Even something as commonplace as recurrent headache may have emotional underpinnings that CST can access. “I have a client who was working every day in an electromagnetic field,” Tomasicchio recounts. “It really affected him. He had to leave his job because of headaches, as well as anxiety. So we worked on the headaches, but some emotional issues came up during a session. He had a somatoemotional release.” Somatoemotional release is when being touched triggers a flood of feelings related to an earlier injury or trauma—whether physical or emotional. “It could have been something someone said to you,” says Tomasicchio, “and you’re holding that [past trauma] physically, in your tissue. It can cause intense feelings, like anger and resentment. CST taps into that, and helps the person release it. For some people the release can be an actual feeling of the experience.” Though it can sometimes be powerful and scary, the practitioner helps get you through to a freer, more centered place. Tomasicchio adds, “Your body is not going to show something that it’s not ready to release.”

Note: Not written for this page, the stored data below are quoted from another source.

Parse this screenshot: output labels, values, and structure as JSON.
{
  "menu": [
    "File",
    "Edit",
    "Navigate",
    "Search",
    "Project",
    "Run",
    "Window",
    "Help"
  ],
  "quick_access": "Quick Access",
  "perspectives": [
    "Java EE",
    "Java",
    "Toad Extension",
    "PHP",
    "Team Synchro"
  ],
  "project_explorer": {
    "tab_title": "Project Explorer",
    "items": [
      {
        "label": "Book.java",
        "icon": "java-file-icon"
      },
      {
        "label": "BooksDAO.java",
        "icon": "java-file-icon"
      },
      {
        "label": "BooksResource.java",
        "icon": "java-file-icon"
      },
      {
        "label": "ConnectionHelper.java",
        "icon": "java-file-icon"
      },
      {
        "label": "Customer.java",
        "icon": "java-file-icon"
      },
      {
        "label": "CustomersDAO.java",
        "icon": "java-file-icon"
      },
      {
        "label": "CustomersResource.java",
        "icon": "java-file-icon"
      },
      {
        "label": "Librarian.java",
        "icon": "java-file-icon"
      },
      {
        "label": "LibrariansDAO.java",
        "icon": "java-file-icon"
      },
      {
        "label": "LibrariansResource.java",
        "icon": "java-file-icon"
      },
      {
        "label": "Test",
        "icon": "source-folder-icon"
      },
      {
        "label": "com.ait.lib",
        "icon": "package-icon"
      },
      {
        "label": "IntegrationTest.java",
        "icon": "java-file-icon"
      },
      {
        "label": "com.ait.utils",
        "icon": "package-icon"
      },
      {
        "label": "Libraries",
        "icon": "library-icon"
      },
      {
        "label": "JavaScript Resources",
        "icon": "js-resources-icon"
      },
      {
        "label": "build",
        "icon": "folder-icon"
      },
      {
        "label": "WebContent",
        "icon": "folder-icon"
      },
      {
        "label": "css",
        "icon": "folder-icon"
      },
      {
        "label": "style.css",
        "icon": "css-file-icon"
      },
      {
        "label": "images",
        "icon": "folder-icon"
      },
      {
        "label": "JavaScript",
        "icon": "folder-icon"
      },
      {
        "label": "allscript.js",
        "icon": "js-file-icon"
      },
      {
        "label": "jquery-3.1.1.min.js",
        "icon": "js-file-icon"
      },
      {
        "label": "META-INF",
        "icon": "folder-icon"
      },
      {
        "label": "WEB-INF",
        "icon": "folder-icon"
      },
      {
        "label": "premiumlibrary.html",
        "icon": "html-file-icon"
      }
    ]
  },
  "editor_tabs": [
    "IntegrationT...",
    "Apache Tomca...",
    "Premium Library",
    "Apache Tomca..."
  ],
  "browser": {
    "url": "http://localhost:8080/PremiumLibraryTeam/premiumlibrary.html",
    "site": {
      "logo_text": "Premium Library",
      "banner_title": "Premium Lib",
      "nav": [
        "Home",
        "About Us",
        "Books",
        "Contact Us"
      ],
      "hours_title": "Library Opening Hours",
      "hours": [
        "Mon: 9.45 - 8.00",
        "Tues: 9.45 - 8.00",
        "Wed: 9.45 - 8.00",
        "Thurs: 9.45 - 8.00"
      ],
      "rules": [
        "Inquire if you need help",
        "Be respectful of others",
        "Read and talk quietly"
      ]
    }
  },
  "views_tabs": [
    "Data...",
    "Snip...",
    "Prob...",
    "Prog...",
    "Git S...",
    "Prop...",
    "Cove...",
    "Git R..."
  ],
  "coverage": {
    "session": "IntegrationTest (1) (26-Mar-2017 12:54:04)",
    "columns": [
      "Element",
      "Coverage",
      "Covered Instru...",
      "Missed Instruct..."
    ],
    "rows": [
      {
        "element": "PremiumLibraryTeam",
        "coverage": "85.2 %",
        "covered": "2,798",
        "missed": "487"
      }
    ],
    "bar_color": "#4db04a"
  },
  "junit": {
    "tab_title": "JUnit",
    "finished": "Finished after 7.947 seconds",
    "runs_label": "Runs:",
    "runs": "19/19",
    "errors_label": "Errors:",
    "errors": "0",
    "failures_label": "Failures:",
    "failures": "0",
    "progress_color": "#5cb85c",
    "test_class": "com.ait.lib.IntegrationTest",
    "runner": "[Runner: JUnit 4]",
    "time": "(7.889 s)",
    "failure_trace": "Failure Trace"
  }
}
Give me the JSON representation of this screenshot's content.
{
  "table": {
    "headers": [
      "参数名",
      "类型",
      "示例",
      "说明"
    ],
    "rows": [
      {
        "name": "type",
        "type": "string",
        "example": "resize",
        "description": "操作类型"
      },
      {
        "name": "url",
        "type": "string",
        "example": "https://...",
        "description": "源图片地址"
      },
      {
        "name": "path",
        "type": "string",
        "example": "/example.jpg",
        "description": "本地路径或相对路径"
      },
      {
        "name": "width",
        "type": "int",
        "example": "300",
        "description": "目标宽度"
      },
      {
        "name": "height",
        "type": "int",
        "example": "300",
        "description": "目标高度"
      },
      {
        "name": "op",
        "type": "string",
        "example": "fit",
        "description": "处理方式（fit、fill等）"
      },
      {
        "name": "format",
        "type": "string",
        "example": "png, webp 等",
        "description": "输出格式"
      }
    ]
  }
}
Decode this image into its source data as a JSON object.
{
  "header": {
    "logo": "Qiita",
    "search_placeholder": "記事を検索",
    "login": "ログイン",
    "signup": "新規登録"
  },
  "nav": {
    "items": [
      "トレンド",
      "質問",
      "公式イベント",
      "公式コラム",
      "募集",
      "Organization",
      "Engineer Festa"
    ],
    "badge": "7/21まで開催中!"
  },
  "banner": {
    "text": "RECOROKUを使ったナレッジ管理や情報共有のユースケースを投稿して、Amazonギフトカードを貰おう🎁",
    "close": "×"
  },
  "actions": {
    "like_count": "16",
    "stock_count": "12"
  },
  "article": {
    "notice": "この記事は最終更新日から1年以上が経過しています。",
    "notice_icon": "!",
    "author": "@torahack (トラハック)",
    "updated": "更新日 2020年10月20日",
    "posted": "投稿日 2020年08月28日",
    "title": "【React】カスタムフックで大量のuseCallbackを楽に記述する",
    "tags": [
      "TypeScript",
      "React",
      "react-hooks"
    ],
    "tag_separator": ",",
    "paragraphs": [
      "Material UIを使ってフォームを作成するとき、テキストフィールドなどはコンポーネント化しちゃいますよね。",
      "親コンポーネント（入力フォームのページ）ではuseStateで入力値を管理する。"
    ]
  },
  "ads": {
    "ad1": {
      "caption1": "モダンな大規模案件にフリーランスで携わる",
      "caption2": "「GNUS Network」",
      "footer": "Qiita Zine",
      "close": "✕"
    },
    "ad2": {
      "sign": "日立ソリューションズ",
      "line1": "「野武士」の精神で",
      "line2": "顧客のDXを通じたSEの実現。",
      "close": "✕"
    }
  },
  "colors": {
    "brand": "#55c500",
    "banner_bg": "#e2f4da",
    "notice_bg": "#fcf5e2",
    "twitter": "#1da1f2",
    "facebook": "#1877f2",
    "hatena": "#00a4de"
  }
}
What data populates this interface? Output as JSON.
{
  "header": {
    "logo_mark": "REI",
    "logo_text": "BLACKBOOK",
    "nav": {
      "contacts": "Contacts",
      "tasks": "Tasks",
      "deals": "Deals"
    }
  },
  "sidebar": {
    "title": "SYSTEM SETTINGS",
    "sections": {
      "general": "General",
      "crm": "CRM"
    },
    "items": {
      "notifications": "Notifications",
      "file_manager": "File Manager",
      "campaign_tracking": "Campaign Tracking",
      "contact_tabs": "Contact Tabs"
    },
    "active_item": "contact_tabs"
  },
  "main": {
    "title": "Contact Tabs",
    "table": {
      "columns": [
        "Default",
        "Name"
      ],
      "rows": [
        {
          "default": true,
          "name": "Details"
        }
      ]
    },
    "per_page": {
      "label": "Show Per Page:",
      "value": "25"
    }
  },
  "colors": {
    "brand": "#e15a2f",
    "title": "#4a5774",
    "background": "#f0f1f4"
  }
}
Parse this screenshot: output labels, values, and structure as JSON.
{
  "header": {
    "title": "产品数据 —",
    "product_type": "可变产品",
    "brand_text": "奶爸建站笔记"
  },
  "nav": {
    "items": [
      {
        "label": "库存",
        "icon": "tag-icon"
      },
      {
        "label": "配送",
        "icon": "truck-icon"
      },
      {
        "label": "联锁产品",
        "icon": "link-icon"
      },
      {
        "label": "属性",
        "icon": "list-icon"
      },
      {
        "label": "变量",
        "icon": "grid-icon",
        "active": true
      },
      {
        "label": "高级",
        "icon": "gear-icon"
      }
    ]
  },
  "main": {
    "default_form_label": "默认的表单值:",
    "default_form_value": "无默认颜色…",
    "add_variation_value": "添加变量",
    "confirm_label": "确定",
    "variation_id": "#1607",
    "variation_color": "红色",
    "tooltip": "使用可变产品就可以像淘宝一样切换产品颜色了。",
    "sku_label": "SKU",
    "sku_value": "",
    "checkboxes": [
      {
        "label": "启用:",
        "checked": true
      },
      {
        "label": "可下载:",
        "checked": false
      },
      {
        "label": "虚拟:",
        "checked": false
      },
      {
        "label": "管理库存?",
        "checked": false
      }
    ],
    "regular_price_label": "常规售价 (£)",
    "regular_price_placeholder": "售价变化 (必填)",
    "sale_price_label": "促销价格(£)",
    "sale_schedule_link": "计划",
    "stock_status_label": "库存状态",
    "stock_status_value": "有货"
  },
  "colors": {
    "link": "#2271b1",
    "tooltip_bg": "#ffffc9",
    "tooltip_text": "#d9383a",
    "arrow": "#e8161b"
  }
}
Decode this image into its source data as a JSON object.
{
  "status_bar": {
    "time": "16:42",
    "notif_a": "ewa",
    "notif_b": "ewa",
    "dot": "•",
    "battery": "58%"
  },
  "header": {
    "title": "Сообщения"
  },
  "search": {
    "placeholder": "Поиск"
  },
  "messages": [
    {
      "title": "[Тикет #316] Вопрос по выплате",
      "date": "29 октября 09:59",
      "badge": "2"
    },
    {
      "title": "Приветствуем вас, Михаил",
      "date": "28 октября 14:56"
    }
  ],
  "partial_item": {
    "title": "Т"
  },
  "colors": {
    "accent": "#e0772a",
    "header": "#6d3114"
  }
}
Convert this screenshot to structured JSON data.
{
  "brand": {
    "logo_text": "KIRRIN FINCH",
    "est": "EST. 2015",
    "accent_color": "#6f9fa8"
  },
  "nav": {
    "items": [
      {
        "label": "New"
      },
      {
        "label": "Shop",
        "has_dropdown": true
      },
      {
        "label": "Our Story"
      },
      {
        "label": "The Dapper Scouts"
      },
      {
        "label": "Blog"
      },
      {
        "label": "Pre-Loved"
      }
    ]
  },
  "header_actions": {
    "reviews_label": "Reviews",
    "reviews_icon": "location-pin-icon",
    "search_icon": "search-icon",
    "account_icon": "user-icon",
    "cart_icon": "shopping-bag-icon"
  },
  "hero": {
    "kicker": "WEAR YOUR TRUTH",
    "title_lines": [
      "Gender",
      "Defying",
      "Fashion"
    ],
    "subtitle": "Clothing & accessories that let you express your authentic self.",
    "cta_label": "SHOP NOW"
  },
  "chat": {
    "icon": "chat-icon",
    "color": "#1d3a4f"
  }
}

Tomasicchio suggests that people looking for a CST practitioner educate themselves about that person’s background. “I understand the concern that someone can take just a first level training and say they do craniosacral.” She recommends finding someone who has several levels of training, especially if you have emotional issues that may run deep. You can ask a practitioner about credentials directly, or, for those with Upledger training, consult the institute’s online database of practitioners (searchable by zip code).

A medical doctor goes deep
Ron Wish is an MD based in Nyack who focuses on craniosacral therapy in his healing practice and teaches an intensive CST training program. His approach and training include somatoemotional release. Wish explains, “Sometimes people need to go back to old traumas—physical abuse, sports injuries, old infections, hospitalizations, surgeries, childbirth [as a trauma for the baby or the mother], abortions, and miscarriages—to help resolve the memories that get stored in the tissues and cells, not just in the mind.”